Today, I got lunch at an established oriental food joint here in NYC (Teriyaki Boy for anyone interested). Because of racial profiling, 99% of the time I am given what every other blond-haired blue-eyed guy usually gets: a fork. Today, however, I was given chopsticks…nothing but chopsticks.
I come from the midwest. You know, Wisconsin. There aren’t many chopsticks in the state of Wisconsin. Don’t need ‘em to eat cheese, y’know. Sticks are for roasting marshmallows. And building fires, houses and barns. Or to steady yourself while walking through the woods. Also, the pointy end is a good thing to poke in your brother’s eye, like ma always said. Whatever. Point is, I’ve never bothered to learn how to use them to eat with.

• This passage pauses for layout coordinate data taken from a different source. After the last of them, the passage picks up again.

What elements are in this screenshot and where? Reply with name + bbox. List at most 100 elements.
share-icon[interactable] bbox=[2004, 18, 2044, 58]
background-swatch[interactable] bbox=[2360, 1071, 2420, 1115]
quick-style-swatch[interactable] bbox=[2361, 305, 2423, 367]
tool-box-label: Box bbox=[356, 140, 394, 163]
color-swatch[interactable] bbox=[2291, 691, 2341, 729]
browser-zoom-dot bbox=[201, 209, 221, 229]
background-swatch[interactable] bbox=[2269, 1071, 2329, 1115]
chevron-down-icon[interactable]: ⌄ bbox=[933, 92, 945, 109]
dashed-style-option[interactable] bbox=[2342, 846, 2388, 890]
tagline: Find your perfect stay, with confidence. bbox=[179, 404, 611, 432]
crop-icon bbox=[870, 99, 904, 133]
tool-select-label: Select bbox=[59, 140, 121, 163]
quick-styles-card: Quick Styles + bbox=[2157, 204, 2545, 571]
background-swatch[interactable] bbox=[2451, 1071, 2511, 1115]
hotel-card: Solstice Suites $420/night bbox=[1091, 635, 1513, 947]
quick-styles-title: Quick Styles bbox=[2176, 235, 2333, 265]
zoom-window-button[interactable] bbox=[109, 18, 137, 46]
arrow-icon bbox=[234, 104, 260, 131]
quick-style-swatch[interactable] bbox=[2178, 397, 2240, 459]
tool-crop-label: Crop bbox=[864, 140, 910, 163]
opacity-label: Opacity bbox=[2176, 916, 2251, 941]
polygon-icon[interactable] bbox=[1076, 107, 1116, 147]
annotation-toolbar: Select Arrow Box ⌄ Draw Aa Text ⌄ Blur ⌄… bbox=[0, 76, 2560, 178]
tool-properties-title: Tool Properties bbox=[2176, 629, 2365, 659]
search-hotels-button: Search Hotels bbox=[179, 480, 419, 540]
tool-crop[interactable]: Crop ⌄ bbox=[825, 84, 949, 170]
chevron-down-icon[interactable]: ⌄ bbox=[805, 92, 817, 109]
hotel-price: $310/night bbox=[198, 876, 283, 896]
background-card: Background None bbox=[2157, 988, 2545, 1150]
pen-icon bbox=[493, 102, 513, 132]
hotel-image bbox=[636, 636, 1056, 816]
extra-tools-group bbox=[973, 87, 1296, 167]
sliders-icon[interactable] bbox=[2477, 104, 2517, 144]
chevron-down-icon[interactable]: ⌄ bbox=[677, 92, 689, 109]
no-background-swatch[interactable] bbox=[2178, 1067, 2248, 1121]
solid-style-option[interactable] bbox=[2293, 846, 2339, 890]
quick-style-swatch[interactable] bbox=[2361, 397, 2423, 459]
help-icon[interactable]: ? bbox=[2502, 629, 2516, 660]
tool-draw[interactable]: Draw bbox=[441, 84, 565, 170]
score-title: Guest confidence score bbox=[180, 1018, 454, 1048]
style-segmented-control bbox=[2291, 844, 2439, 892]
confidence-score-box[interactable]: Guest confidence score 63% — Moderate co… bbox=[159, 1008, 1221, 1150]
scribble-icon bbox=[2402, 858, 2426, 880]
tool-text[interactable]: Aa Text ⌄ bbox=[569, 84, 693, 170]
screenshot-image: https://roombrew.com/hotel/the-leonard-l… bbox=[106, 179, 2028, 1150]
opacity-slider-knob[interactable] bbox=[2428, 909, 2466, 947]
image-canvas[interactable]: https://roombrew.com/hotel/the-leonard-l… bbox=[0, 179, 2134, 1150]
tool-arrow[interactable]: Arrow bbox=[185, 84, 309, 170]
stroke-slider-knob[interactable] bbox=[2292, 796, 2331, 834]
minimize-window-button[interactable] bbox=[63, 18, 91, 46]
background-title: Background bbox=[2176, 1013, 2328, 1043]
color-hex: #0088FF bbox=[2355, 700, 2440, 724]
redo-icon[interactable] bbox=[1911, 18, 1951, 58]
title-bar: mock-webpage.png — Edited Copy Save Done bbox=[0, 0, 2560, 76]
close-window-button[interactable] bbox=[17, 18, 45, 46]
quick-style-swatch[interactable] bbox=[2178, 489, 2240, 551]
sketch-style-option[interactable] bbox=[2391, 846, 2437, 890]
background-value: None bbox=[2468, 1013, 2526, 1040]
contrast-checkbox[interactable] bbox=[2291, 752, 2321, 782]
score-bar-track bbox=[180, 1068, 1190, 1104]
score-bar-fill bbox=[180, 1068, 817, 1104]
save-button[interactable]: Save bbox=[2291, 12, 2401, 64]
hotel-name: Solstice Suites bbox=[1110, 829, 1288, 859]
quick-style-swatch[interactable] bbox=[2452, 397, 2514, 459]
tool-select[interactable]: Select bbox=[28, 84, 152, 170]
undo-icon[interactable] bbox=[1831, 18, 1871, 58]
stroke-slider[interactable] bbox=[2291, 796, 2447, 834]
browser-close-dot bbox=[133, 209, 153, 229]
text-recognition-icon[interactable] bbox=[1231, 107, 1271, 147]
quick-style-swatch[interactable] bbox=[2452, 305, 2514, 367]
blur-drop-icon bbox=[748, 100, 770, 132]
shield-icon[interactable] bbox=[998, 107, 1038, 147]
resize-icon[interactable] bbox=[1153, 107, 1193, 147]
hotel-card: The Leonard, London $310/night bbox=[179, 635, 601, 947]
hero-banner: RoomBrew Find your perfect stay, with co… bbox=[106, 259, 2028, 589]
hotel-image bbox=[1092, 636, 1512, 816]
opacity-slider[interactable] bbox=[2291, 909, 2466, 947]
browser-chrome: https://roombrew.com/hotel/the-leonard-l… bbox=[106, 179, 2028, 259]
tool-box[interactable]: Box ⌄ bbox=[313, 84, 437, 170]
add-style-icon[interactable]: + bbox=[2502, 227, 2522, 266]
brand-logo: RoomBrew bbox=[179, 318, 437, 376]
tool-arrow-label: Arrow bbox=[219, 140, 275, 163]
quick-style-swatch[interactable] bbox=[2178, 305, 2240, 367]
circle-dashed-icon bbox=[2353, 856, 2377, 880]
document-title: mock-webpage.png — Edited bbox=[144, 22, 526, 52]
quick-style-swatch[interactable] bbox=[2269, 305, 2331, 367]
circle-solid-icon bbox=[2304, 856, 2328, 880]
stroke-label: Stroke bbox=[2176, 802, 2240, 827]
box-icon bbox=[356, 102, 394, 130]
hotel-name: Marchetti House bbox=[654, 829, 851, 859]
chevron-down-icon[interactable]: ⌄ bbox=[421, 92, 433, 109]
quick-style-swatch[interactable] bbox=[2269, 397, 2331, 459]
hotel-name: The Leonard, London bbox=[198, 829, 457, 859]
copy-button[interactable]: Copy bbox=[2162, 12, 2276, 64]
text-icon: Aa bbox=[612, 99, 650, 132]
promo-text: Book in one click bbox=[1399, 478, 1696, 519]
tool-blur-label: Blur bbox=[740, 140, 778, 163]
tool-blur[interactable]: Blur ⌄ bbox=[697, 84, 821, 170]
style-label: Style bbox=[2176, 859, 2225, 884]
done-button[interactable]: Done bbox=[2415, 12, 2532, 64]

So anyway, instead of running to the kitchen to find some proper utensils, to defy my germanic roots I decided to use these strange sticks to somehow funnel salmon teriyaki and rice into my mouth. It wasn’t pretty, and more rice ended up on my desk and lap than in my mouth, but I did eventually finish. It didn’t take all that much longer than normal, either. Still, they don’t really make all that much sense to me (kinda like the scales that were left on one side of the fish, or when they leave the legs and shell on shrimp–bleh) but I suppose they do work…inefficiently! Perhaps an adept at chopsticks can improve on the efficiency, but I can’t imagine them ever holding a candle to the fork which pierces and holds food securely.
Before we start on that old line about chopsticks improving authenticity of the food if you’re eating Chinese, Japanese, Thai or whatever…that’s just silly talk. In essence, that is the equivalent of saying using a straw improves the authenticity of drinking milk.
Well, it could have been a horrible disaster of a lunch, but turned out okay. Plus I accomplished something I may have never done on my own. And yes, there is a moral, but you have to figure that out on your own.